Encoding overhead is the only lever, and PNG with `Compression::Fast` (zlib level 1,
Paeth filter) is cheaper than JPEG at 4:2:0 on this workload because deflate on
document-like content (large flat regions, sharp edges) compresses very efficiently
with minimal CPU work.
## Why JPEG Margin Is Lower Than PNG Margin
1. **PNG competitors are single-threaded and slow.** pdftoppm takes 85s for PNG —
its PNG encoder (libpng) is far slower than ovid's (png crate + zlib-rs). This
gives ovid a 61x advantage. For JPEG, pdftoppm uses libjpeg-turbo internally
and takes only 4.1s — the encoding gap is much smaller.

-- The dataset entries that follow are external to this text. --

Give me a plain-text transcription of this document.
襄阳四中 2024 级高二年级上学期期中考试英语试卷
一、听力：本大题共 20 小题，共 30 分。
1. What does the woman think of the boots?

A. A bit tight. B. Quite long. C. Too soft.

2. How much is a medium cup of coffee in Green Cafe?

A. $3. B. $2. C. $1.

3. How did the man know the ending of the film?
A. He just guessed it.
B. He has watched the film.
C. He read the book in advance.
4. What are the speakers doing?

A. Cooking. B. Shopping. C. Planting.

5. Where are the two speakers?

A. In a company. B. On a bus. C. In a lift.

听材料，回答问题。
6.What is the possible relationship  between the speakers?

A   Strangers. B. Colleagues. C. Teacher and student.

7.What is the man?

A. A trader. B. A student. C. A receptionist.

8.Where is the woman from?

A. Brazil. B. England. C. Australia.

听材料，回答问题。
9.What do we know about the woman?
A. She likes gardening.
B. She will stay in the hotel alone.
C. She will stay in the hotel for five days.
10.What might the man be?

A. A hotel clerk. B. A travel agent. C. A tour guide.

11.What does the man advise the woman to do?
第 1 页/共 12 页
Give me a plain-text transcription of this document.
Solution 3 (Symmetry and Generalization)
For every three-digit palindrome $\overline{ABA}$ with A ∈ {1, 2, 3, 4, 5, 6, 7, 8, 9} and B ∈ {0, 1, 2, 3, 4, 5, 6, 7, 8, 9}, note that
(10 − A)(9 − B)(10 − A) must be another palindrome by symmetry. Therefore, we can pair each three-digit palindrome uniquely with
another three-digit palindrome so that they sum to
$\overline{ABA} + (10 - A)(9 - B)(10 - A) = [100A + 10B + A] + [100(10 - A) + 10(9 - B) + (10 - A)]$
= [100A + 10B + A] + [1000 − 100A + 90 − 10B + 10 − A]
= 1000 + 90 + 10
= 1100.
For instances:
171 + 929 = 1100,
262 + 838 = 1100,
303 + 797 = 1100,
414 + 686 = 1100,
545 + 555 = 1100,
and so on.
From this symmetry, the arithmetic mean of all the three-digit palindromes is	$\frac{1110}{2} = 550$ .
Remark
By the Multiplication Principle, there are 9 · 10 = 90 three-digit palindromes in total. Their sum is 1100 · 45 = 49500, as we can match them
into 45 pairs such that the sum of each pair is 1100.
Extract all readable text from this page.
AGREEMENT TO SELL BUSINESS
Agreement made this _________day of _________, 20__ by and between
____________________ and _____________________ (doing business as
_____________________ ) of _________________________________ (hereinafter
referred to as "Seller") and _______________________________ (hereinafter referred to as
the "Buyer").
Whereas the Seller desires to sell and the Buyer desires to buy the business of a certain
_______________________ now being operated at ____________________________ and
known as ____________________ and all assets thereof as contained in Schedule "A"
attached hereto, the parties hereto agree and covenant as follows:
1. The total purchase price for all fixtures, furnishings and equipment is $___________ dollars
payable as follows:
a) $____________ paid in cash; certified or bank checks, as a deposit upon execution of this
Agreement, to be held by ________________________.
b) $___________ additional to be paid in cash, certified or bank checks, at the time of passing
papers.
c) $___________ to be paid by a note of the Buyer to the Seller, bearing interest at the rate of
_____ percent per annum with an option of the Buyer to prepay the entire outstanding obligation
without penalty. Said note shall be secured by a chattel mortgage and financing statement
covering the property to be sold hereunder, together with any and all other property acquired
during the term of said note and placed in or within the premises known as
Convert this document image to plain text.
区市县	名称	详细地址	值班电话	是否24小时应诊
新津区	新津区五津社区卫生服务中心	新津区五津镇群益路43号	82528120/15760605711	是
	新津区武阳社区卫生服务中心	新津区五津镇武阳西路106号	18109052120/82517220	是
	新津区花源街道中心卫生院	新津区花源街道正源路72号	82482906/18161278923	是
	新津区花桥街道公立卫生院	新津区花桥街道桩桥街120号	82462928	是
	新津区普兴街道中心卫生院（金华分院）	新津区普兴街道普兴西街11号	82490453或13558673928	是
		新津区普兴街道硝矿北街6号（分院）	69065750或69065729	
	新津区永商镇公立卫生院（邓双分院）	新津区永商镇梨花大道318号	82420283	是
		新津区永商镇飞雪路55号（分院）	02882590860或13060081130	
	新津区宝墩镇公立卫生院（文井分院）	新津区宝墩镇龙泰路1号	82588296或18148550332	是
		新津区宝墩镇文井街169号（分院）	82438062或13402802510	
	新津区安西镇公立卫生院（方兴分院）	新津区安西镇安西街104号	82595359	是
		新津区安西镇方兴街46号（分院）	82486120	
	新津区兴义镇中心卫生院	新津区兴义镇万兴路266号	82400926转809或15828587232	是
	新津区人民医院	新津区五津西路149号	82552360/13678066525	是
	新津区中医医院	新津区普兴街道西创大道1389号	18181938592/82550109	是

2. **MuPDF rendering dominates JPEG total time.** For JPG, encoding is ~71% of
single-threaded time (1.63s of 2.29s). For PNG, encoding is ~63% (1.14s of 1.80s).
The rendering floor is the same for both, so the encoding is where ovid
differentiates itself, and the PNG encoding gap vs competitors is wider.
3. **2-core parallelism has diminishing returns.** ovid's primary advantage is
parallel rendering across cores. On 2 cores, the speedup ceiling is 2x. On 8 cores
(macOS), ovid achieves 4-5x speedup, making the margin much wider.